In the current environment buying back shares helps one item that is very important to how investors view a company.  As a matter of fact it is the item most analysts focus on – earnings.  So image if a company has 100 shares outstanding and earnings “x” amount that equates to $1 dollar per share.  If the company buys back 50 shares and earns the same “x” amount the earnings per share then per share earnings would be $2.  In a world where unemployment is high, borrowing tight and growth prospects muted what easier way to goose the numbers than share buybacks.

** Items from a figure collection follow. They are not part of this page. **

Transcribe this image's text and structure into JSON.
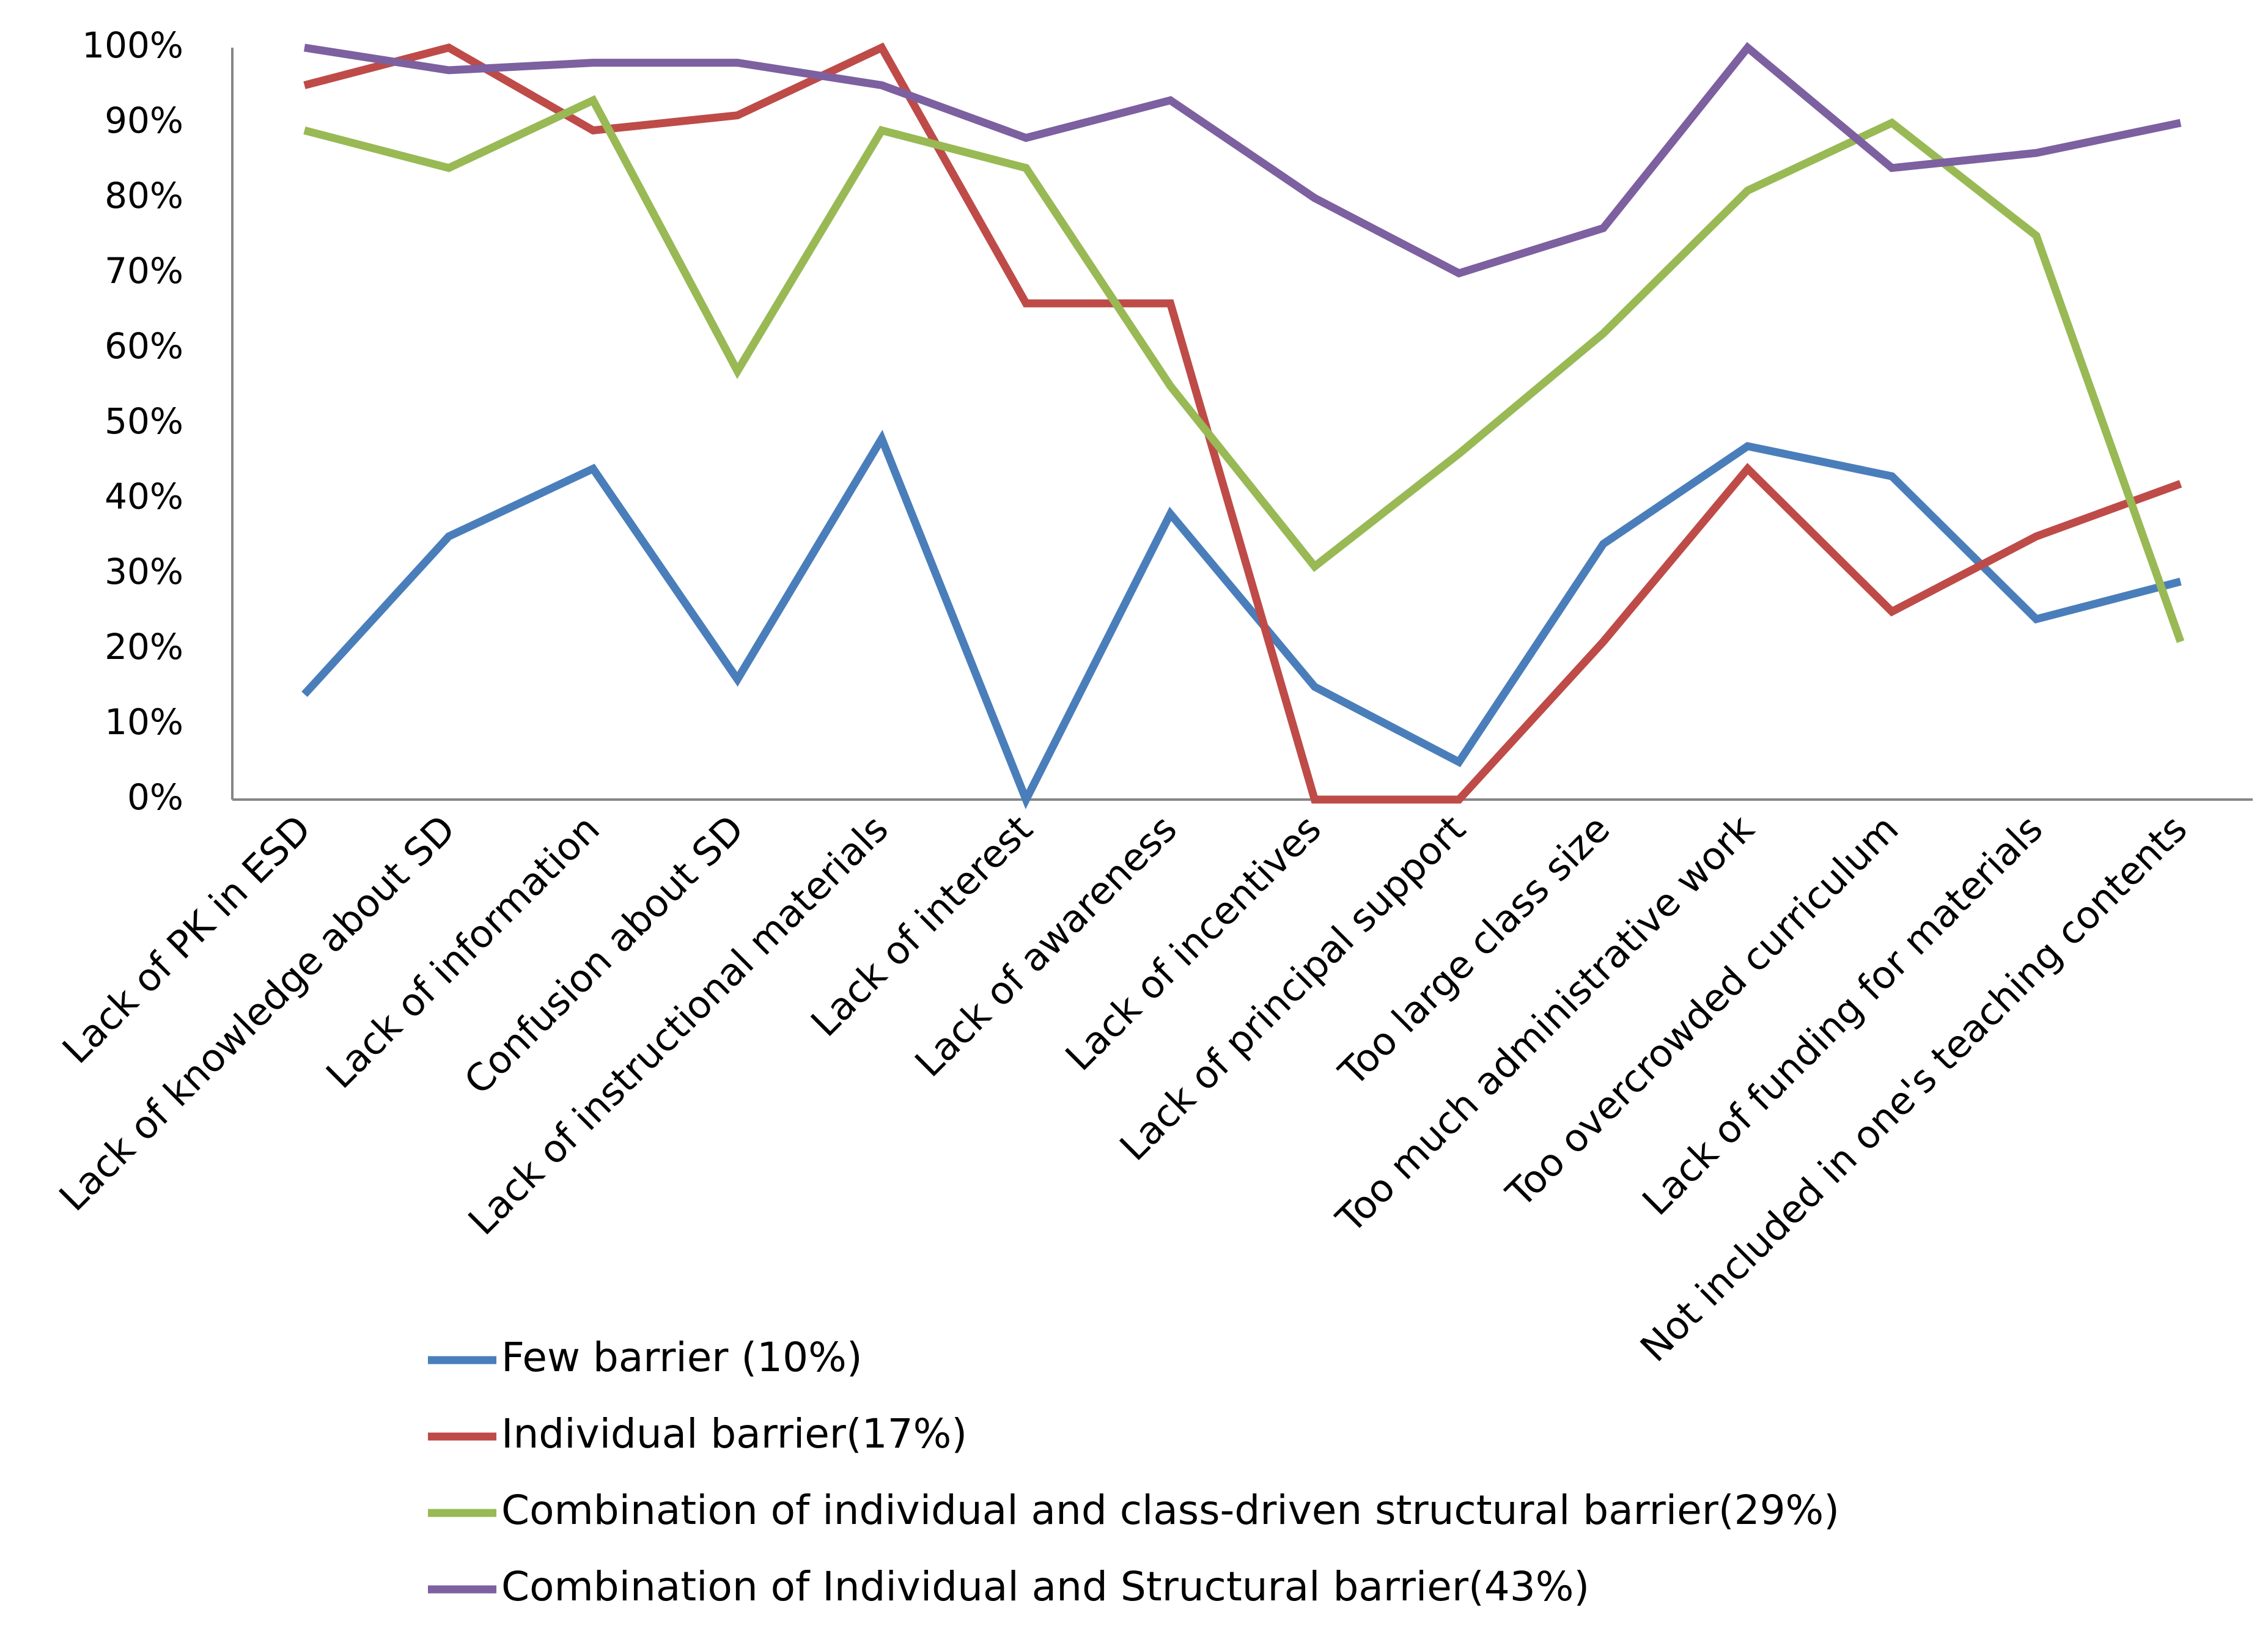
{
  "chart_data": {
    "type": "line",
    "title": "",
    "xlabel": "",
    "ylabel": "",
    "ylim": [
      0,
      100
    ],
    "y_ticks": [
      "0%",
      "10%",
      "20%",
      "30%",
      "40%",
      "50%",
      "60%",
      "70%",
      "80%",
      "90%",
      "100%"
    ],
    "grid": false,
    "legend_position": "bottom-left",
    "categories": [
      "Lack of PK in ESD",
      "Lack of knowledge about SD",
      "Lack of information",
      "Confusion about SD",
      "Lack of instructional materials",
      "Lack of interest",
      "Lack of awareness",
      "Lack of incentives",
      "Lack of principal support",
      "Too large class size",
      "Too much administrative work",
      "Too overcrowded curriculum",
      "Lack of funding for materials",
      "Not included in one's teaching contents"
    ],
    "series": [
      {
        "name": "Few barrier (10%)",
        "color": "#4a7ebb",
        "values": [
          14,
          35,
          44,
          16,
          48,
          0,
          38,
          15,
          5,
          34,
          47,
          43,
          24,
          29
        ]
      },
      {
        "name": "Individual barrier(17%)",
        "color": "#be4b48",
        "values": [
          95,
          100,
          89,
          91,
          100,
          66,
          66,
          0,
          0,
          21,
          44,
          25,
          35,
          42
        ]
      },
      {
        "name": "Combination of individual and class-driven structural barrier(29%)",
        "color": "#98b954",
        "values": [
          89,
          84,
          93,
          57,
          89,
          84,
          55,
          31,
          46,
          62,
          81,
          90,
          75,
          21
        ]
      },
      {
        "name": "Combination of Individual and Structural barrier(43%)",
        "color": "#7d60a0",
        "values": [
          100,
          97,
          98,
          98,
          95,
          88,
          93,
          80,
          70,
          76,
          100,
          84,
          86,
          90
        ]
      }
    ]
  }
}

What really matters is stark contrast to what companies do with company money is what the executives of companies have been doing with their own money.  Let’s have a look.  Below is a chart from the Wall Street Journal Market Data center and shows what executives, that must report transactions in their own company stock, have been doing and plan to do.

So let’s get this right, with company money stock is being bought back to goose earnings (presumably) while the executives who are acting in their own self interest are selling with their hands and feet.  Since the executives are interested in themselves and are selling then for the interest of the company, not share holders, they are buying back shares to keep the facade of corporate health intact while they sneak out the back door (selling in their own portfolios).

In hindsight we see that 2007 was where the cracks in the economy and financial world were starting to show up.  So the question is that if in 2006 and 2007 we saw record buy backs and what followed was an implosion in stocks could it be that 2011’s buyback mania is foretelling companies having trouble with earnings?